Why Tesla’s inclusion in the S&P 500 index matters

FILE PHOTO: Tesla Inc CEO Elon Musk dances onstage during a delivery event for Tesla China-made Model 3 cars in Shanghai, China January 7, 2020.
FILE PHOTO: Tesla Inc CEO Elon Musk dances onstage during a delivery event for Tesla China-made Model 3 cars in Shanghai, China January 7, 2020.
Image: Reuters/Aly Song
We may earn a commission from links on this page.

Tesla, the electric-car maker with a market value of $630 billion, joined the Standard & Poor’s 500 index today.

So what does that mean for Tesla shares?

The S&P 500 is widely seen as the benchmark for large US stocks and one of the most important stock-market gauges in the world. Many money managers are judged by how well they perform against the S&P, giving them an incentive to own Tesla to avoid deviating from the index. Likewise, a host of index funds are also linked to it and will automatically add Tesla shares so they can track it as closely as possible. S&P estimates that more than $11 trillion worth of assets are benchmarked to the S&P 500.

“Active portfolio managers that are benchmarked to that index are going to have to look at Tesla and care about Tesla,” says Phil Mackintosh, chief economist at stock exchange operator Nasdaq. “The S&P returns we see on television are going to reflect, partly, Tesla performance every day.”

Tesla is big in the stock market, but so is the S&P 500 Index, which has a market capitalization of around $30 trillion. Elon Musk’s company will make up about 1% of the index, slightly less than the 1.3% weight that Warren Buffett’s Berkshire Hathaway had when it was added in 2010.

Does this mean Tesla stock, which has rallied a mind-boggling 700% or so this year, will climb even higher? There’s a lot of research on this because S&P 500 additions happen fairly often. New additions climb about 5% or so on average from the time of the announcement of their inclusion in the index, Mackintosh says. That jump usually takes place quickly after the news gets released. But Tesla’s increase has been much bigger—as much as 14%. Some of that exuberance seemed to have burned off in early morning trading today, as shares were down about 5% before the stock market opened.

When a stock joins the S&P 500, it can become more liquid, meaning it’s easier to trade large chunks of the company’s equity without causing prices to gyrate. There are futures, which allow traders to hedge or speculate on a stock’s price at some later date, tied to the S&P benchmark, which also helps make buying and selling more efficient. “Liquidity broadly picks up,” Mackintosh said.

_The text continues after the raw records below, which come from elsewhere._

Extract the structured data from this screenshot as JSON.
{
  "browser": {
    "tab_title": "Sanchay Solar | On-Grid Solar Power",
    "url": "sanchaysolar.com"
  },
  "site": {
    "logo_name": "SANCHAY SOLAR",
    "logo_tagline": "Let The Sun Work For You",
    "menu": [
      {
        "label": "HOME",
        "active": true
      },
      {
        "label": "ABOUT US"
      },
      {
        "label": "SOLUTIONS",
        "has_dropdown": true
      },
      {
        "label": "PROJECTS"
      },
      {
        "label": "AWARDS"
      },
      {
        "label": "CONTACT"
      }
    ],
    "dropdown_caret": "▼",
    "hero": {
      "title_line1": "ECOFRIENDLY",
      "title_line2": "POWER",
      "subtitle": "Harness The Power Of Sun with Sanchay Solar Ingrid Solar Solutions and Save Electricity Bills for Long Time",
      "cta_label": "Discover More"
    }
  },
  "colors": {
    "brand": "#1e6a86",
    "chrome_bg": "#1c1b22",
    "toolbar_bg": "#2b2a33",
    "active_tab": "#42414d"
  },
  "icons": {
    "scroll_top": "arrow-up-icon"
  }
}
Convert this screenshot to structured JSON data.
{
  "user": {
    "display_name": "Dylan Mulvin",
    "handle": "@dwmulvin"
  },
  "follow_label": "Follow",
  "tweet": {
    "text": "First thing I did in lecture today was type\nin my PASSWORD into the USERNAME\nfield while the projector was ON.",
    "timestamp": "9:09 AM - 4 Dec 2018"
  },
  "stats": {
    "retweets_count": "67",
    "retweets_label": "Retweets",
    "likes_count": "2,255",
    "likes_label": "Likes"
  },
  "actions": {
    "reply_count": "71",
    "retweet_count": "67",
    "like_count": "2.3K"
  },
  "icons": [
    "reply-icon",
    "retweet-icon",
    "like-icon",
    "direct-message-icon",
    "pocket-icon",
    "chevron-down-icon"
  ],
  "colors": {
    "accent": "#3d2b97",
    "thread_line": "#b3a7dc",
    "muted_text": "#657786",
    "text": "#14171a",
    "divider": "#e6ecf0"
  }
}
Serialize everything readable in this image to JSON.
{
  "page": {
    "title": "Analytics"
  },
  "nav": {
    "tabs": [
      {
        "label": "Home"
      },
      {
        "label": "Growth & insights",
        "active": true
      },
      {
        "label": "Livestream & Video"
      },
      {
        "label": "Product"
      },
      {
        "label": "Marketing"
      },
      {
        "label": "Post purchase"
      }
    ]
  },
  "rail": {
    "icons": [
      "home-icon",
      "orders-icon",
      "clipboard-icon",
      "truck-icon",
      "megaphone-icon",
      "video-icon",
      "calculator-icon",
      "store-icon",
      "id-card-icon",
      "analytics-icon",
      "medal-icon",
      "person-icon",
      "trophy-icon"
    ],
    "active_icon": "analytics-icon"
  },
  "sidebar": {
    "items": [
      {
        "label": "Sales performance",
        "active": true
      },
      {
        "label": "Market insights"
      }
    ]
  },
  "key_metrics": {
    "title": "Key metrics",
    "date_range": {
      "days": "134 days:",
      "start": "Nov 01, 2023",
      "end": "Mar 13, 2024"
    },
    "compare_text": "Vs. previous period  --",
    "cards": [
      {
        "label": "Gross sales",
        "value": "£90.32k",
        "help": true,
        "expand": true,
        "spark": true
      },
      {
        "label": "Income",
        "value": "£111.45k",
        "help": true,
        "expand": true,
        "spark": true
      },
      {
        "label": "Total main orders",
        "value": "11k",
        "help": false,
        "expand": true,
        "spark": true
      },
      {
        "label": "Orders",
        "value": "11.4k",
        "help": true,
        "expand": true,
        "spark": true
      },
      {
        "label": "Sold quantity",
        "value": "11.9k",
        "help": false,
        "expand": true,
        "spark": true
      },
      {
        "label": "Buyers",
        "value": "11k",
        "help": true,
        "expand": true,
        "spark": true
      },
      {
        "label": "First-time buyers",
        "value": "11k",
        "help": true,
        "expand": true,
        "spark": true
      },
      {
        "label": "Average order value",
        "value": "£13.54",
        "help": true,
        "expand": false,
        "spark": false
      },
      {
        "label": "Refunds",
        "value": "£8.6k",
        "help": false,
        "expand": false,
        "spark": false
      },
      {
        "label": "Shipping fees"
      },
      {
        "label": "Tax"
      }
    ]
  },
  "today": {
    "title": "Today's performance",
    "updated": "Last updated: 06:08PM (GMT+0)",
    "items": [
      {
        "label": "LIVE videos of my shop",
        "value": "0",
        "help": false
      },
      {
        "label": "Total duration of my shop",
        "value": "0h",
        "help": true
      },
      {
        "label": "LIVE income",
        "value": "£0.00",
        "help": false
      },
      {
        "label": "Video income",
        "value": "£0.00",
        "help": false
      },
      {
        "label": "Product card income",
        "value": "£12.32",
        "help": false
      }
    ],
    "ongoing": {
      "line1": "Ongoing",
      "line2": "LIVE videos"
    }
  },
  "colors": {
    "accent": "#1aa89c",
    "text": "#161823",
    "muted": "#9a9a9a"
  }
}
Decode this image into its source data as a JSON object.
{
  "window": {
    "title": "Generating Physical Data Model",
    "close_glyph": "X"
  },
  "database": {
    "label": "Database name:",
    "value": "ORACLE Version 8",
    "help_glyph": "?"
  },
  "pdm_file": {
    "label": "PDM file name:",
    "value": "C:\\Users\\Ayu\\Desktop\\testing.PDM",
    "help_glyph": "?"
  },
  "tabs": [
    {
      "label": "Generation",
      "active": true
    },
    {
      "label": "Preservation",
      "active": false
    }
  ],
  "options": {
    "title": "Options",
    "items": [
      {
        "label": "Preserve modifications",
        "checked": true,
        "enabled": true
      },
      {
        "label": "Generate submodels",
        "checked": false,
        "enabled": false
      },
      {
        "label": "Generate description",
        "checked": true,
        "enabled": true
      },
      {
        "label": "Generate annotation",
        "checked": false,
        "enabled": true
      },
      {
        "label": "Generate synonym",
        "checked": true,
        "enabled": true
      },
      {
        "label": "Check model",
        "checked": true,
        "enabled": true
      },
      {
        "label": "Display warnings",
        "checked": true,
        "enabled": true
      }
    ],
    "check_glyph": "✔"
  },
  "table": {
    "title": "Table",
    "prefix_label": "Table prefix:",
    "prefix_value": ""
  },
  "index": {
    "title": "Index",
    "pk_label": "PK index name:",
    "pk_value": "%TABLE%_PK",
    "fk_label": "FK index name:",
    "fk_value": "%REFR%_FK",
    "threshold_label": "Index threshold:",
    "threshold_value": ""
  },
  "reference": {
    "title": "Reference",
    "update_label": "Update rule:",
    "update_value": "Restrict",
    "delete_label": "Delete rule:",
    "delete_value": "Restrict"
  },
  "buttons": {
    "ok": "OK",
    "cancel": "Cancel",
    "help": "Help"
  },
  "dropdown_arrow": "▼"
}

One of the requirements to be included in the S&P 500 is that a company’s most recent quarterly earnings and the sum of its most recent four consecutive quarters’ of earnings must be positive. Musk’s company can tick that box, but its profits would look a lot different if not for the sale of regulatory credits tied to pollution.

Experts have questioned the benefits of S&P’s profit requirements for index inclusion, Mackintosh says. The rule kept Google out of the flagship US stock benchmark for a number of years. (It was finally added to the S&P in 2006.) “A lot of the big growing companies enter the S&P quite late because of that rule,” he says.